As promised, we kept on working on our
bounceR package. For once, we changed the interface: users now do not have to choose a number of tuning parameters, that – thanks to my somewhat cryptic documentation – sound more complicated than they are. Inspired by H2o.ai feature to let the user set the time he or she wants to wait, instead of a number of cryptic tuning parameters, we added a similar function.
Further, we changed the source code quite a bit. Henrik Bengtsson gave a very inspiring talk on parallization using the genius
future package at this year's eRum conference. A couple days later, Davis Vaughan released
furrr. An incredibly smart – kudos – wrapper on-top of the no-less genius
purrr package. Davis' package combines
purrr's maping functions with
future's parallization madness. As you can tell, I am a big fan of all these three packages. Thus, inspired by these new inventions, we wanted to make use of them in our package. So, the entire parallization setup of
bounceR is now leveraging
furrr. This way, the parallization is so much smarter, faster and works seemingless on different operating systems.
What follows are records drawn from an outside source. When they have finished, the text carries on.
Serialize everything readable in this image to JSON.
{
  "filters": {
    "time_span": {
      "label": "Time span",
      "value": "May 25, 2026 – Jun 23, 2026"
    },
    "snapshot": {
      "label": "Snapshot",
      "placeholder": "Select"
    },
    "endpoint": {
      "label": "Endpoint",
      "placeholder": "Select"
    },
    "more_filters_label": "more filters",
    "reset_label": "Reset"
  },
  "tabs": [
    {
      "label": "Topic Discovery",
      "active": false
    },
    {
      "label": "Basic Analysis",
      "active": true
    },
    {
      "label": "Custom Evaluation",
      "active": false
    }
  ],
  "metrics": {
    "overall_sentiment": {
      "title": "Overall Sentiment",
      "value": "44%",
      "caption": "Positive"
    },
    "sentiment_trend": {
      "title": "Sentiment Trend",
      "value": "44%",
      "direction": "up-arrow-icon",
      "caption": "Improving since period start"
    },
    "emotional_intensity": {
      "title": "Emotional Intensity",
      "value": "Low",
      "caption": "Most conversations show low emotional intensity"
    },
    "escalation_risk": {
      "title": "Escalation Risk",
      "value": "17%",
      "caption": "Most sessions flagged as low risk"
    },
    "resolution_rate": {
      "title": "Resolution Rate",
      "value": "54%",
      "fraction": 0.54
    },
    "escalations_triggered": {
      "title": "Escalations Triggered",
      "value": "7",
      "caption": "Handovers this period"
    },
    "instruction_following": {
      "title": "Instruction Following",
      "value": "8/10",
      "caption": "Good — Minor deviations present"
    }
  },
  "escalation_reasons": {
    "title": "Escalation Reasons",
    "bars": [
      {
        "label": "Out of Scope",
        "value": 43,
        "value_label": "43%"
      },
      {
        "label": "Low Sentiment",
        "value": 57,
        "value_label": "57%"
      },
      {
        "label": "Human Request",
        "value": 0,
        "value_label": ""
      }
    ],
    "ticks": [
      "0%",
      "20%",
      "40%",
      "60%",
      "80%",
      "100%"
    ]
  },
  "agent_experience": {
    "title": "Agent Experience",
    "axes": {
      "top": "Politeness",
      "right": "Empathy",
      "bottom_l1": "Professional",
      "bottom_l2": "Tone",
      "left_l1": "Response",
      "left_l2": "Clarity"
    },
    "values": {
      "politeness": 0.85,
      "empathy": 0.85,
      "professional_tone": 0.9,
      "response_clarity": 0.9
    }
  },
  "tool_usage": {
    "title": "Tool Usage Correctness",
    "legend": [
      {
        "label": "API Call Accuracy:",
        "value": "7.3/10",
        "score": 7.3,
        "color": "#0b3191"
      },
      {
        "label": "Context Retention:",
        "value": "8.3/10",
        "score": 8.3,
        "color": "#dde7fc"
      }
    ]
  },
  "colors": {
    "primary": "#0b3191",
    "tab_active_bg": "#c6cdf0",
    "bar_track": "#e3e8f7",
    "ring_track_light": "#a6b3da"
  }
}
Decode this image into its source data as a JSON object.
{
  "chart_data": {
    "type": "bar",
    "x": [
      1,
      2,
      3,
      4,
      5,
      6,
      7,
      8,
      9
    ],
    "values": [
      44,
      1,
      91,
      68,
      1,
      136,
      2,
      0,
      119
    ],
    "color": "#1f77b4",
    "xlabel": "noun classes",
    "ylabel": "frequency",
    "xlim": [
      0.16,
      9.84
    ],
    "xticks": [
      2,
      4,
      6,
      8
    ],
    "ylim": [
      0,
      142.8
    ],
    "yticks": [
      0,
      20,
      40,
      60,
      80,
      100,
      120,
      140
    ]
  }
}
Thus, lets see how you can use it now. Let's start by downloading the package.
# you need devtools, cause we are just about to get it to CRAN, though we are not that far library(devtools) # now you are good to go devtools::install_github("STATWORX/bounceR") # now you can source it like every normal package library(bounceR)
To show how the feature selection works, we now need some data, so lets simulate some with our
# simulate some data data <- sim_data(n = 100, modelvars = 10, noisevars = 300)
Now you guys can all imagine that with 310 features on 100 observations, building models could be a little challenging. In order to be able to model the target no less, you need to reduce your feature space. There are numerous ways to do so. In my last Blog Post I described our solution. Let's see how to use our algorithm.
# run our algorithm selected_features <- featureSelection(data = data, target = "y", max_time = "30 mins", bootstrap = "regular", early_stopping = "aic", parallel = TRUE)
What can you expect to get out of it? Well, we return a list with of course the optimal formula calculated by our algorithm. Further, you get a stability matrix with it, where you can see a ranking of the features by importance. Additionally we built in some convenient S4 methods, so you can easily access all the information you need.
I hope I could teaser you a little to check out the package and help us further improve it. Currently, we are developing two new algorithms for feature selection. Thus, in the next iteration we will implement those two as well. I am looking forward to your comments, issues and thoughts on the package.